Thanks for the info folks. I really think half inch would work. If you look at pipe clamps, they are more like 1/4 or 3/8 but I suspect they are a higher quality steel than All-thread so I would definately go a bit bigger.


----------



## Shop Dad (May 3, 2011)

Made one today. Not sure it's quite to spec though! LOL


----------



## Wrangler02 (Apr 15, 2011)

Shop Dad said:


> Made one today. Not sure it's quite to spec though! LOL


Same concept!! Looks like it works. 

I have a couple of those Rockler clamps and a couple of Jorgensons. I don't know how yours work, but my Jorgensons are much smoother operating.


----------



## Shop Dad (May 3, 2011)

Got the Rocklers on super sale with free shipping. Have some bigger Jorgs given to me but ply used them once so far. I'll have to give them more of a try.


----------



## HandToolGuy (Dec 10, 2011)

Wrangler said:


> The wood screws are kinda' neat.

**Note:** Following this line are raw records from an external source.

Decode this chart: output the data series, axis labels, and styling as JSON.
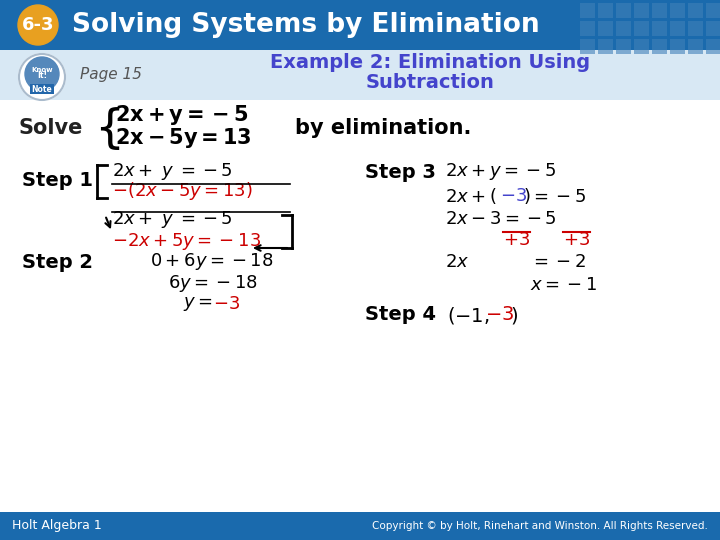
{
  "title_badge": "6-3",
  "title_text": "Solving Systems by Elimination",
  "title_bg": "#1a6aad",
  "title_badge_bg": "#e8a020",
  "example_title_line1": "Example 2: Elimination Using",
  "example_title_line2": "Subtraction",
  "page_label": "Page 15",
  "footer_left": "Holt Algebra 1",
  "footer_right": "Copyright © by Holt, Rinehart and Winston. All Rights Reserved.",
  "footer_bg": "#1a6aad",
  "bg_color": "#ffffff",
  "red_color": "#cc0000",
  "blue_color": "#4444cc",
  "dark_color": "#222222",
  "grid_color": "#4080b8"
}
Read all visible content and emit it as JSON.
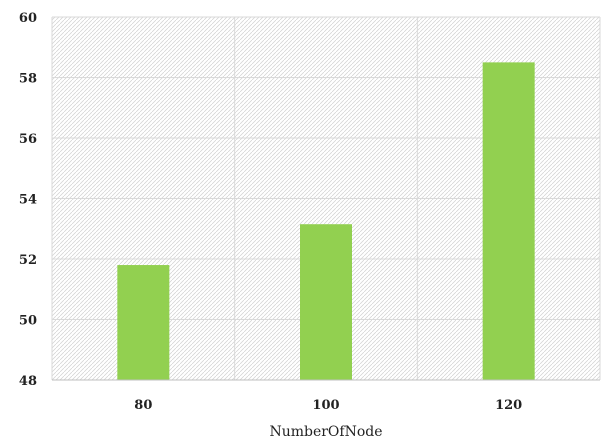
{
  "chart_data": {
    "type": "bar",
    "categories": [
      "80",
      "100",
      "120"
    ],
    "values": [
      51.8,
      53.15,
      58.5
    ],
    "xlabel": "NumberOfNode",
    "ylabel": "",
    "ylim": [
      48,
      60
    ],
    "yticks": [
      "48",
      "50",
      "52",
      "54",
      "56",
      "58",
      "60"
    ],
    "grid": true,
    "legend": "none",
    "colors": {
      "bar": "#92d050",
      "grid": "#d9d9d9",
      "axis": "#bfbfbf",
      "hatch": "#d0d0d0"
    }
  }
}
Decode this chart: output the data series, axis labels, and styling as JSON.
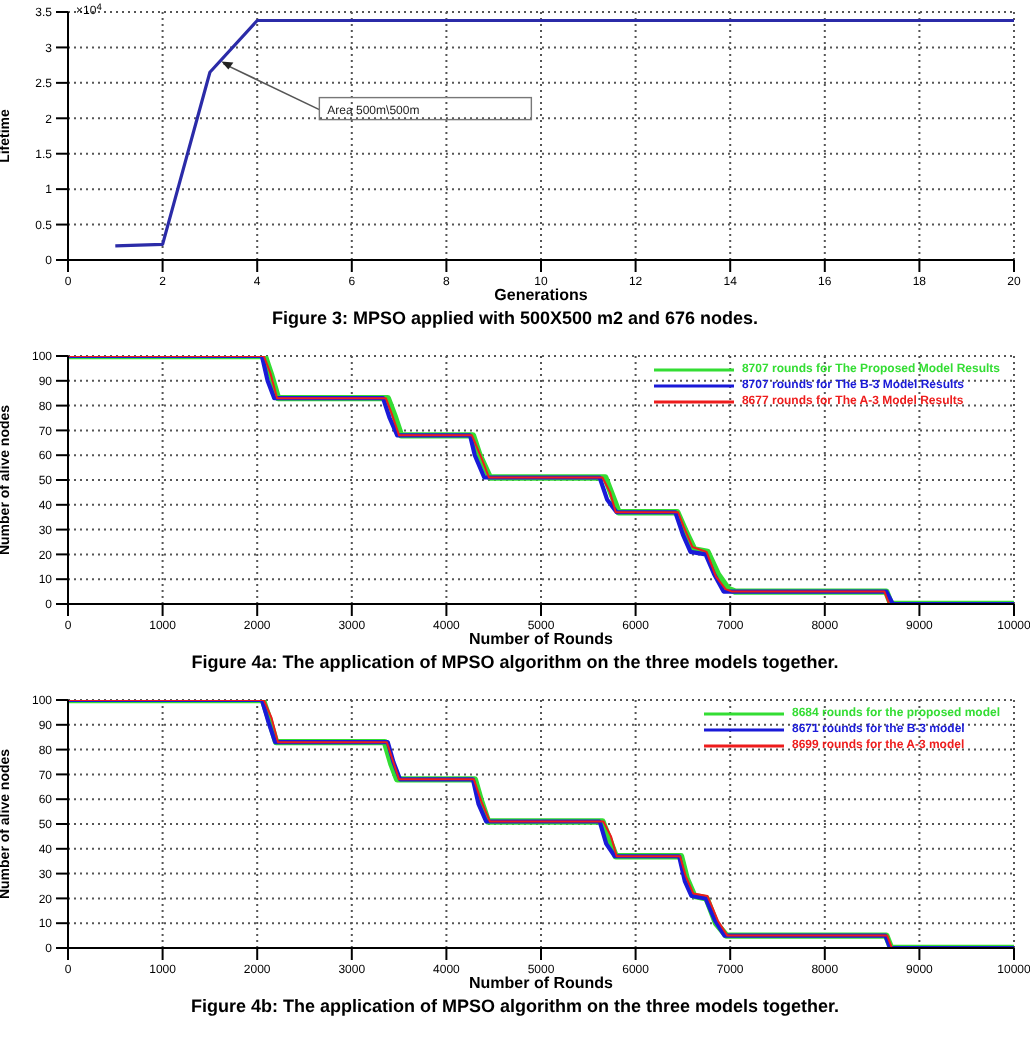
{
  "chart_data": [
    {
      "type": "line",
      "title": "Figure 3: MPSO applied with 500X500 m2 and 676 nodes.",
      "xlabel": "Generations",
      "ylabel": "Lifetime",
      "annotations": [
        "×10$^{4}$",
        {
          "text": "Area 500m\\500m",
          "x": 3.2,
          "y": 2.8
        }
      ],
      "x": [
        1,
        2,
        3,
        4,
        5,
        6,
        7,
        8,
        9,
        10,
        11,
        12,
        13,
        14,
        15,
        16,
        17,
        18,
        19,
        20
      ],
      "series": [
        {
          "color": "#2b2ba8",
          "values": [
            0.2,
            0.22,
            2.65,
            3.38,
            3.38,
            3.38,
            3.38,
            3.38,
            3.38,
            3.38,
            3.38,
            3.38,
            3.38,
            3.38,
            3.38,
            3.38,
            3.38,
            3.38,
            3.38,
            3.38
          ]
        }
      ],
      "xlim": [
        0,
        20
      ],
      "xticks": [
        0,
        2,
        4,
        6,
        8,
        10,
        12,
        14,
        16,
        18,
        20
      ],
      "ylim": [
        0,
        3.5
      ],
      "yticks": [
        0,
        0.5,
        1,
        1.5,
        2,
        2.5,
        3,
        3.5
      ],
      "grid": true
    },
    {
      "type": "line",
      "title": "Figure 4a: The application of MPSO algorithm on the three models together.",
      "xlabel": "Number of Rounds",
      "ylabel": "Number of alive nodes",
      "legend": "top right",
      "series": [
        {
          "name": "8707 rounds for The Proposed Model Results",
          "color": "#33dd33",
          "x": [
            0,
            2080,
            2150,
            2220,
            3380,
            3450,
            3520,
            4280,
            4350,
            4460,
            5680,
            5750,
            5820,
            6440,
            6520,
            6620,
            6760,
            6870,
            6980,
            7050,
            8650,
            8700,
            10000
          ],
          "values": [
            100,
            100,
            92,
            83,
            83,
            76,
            68,
            68,
            60,
            51,
            51,
            44,
            37,
            37,
            30,
            22,
            21,
            12,
            6,
            5,
            5,
            0,
            0
          ]
        },
        {
          "name": "8707 rounds for The B-3 Model Results",
          "color": "#1a1ad8",
          "x": [
            0,
            2050,
            2110,
            2180,
            3330,
            3400,
            3480,
            4250,
            4300,
            4400,
            5620,
            5700,
            5800,
            6420,
            6500,
            6580,
            6740,
            6830,
            6930,
            7000,
            8650,
            8720,
            10000
          ],
          "values": [
            100,
            100,
            90,
            83,
            83,
            75,
            68,
            68,
            60,
            51,
            51,
            42,
            37,
            37,
            28,
            21,
            20,
            12,
            5,
            5,
            5,
            0,
            0
          ]
        },
        {
          "name": "8677 rounds for The A-3 Model Results",
          "color": "#ee1c1c",
          "x": [
            0,
            2070,
            2140,
            2210,
            3360,
            3420,
            3500,
            4270,
            4380,
            4450,
            5650,
            5730,
            5790,
            6450,
            6510,
            6600,
            6750,
            6850,
            6950,
            7020,
            8630,
            8680,
            10000
          ],
          "values": [
            100,
            100,
            93,
            83,
            83,
            77,
            68,
            68,
            58,
            51,
            51,
            45,
            37,
            37,
            31,
            23,
            21,
            11,
            6,
            5,
            5,
            0,
            0
          ]
        }
      ],
      "xlim": [
        0,
        10000
      ],
      "xticks": [
        0,
        1000,
        2000,
        3000,
        4000,
        5000,
        6000,
        7000,
        8000,
        9000,
        10000
      ],
      "ylim": [
        0,
        100
      ],
      "yticks": [
        0,
        10,
        20,
        30,
        40,
        50,
        60,
        70,
        80,
        90,
        100
      ],
      "grid": true
    },
    {
      "type": "line",
      "title": "Figure 4b: The application of MPSO algorithm on the three models together.",
      "xlabel": "Number of Rounds",
      "ylabel": "Number of alive nodes",
      "legend": "top right",
      "series": [
        {
          "name": "8684 rounds for the proposed model",
          "color": "#33dd33",
          "x": [
            0,
            2060,
            2130,
            2200,
            3350,
            3420,
            3480,
            4300,
            4360,
            4440,
            5650,
            5720,
            5790,
            6480,
            6540,
            6620,
            6750,
            6850,
            6960,
            8650,
            8700,
            10000
          ],
          "values": [
            100,
            100,
            92,
            83,
            83,
            74,
            68,
            68,
            60,
            51,
            51,
            44,
            37,
            37,
            28,
            21,
            20,
            10,
            5,
            5,
            0,
            0
          ]
        },
        {
          "name": "8671 rounds for the B-3 model",
          "color": "#1a1ad8",
          "x": [
            0,
            2050,
            2120,
            2190,
            3380,
            3440,
            3510,
            4280,
            4340,
            4420,
            5620,
            5690,
            5780,
            6460,
            6520,
            6590,
            6740,
            6840,
            6940,
            8640,
            8690,
            10000
          ],
          "values": [
            100,
            100,
            91,
            83,
            83,
            75,
            68,
            68,
            58,
            51,
            51,
            42,
            37,
            37,
            27,
            21,
            20,
            11,
            5,
            5,
            0,
            0
          ]
        },
        {
          "name": "8699 rounds for the A-3 model",
          "color": "#ee1c1c",
          "x": [
            0,
            2070,
            2150,
            2220,
            3370,
            3430,
            3500,
            4290,
            4370,
            4460,
            5660,
            5740,
            5800,
            6470,
            6530,
            6610,
            6760,
            6870,
            6970,
            8660,
            8710,
            10000
          ],
          "values": [
            100,
            100,
            93,
            83,
            83,
            76,
            68,
            68,
            59,
            51,
            51,
            45,
            37,
            37,
            29,
            22,
            21,
            11,
            5,
            5,
            0,
            0
          ]
        }
      ],
      "xlim": [
        0,
        10000
      ],
      "xticks": [
        0,
        1000,
        2000,
        3000,
        4000,
        5000,
        6000,
        7000,
        8000,
        9000,
        10000
      ],
      "ylim": [
        0,
        100
      ],
      "yticks": [
        0,
        10,
        20,
        30,
        40,
        50,
        60,
        70,
        80,
        90,
        100
      ],
      "grid": true
    }
  ]
}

I have considered that option. Have you experienced any problems with them binding with humidity changes?
> 
> Amazon is an amazing company. I have not run across anything that they can't supply; from a tail light lens for my Toyota Tacoma to my Greek Fisherman's hats.


The wood screws do not seem to bind. I use it inside during the winter, tho'


----------



## HandToolGuy (Dec 10, 2011)

Shop Dad said:


> Made one today. Not sure it's quite to spec though! LOL


Wow! Thinking outside the box! Cut some dovetails and tell us how well that rig works 4U.


----------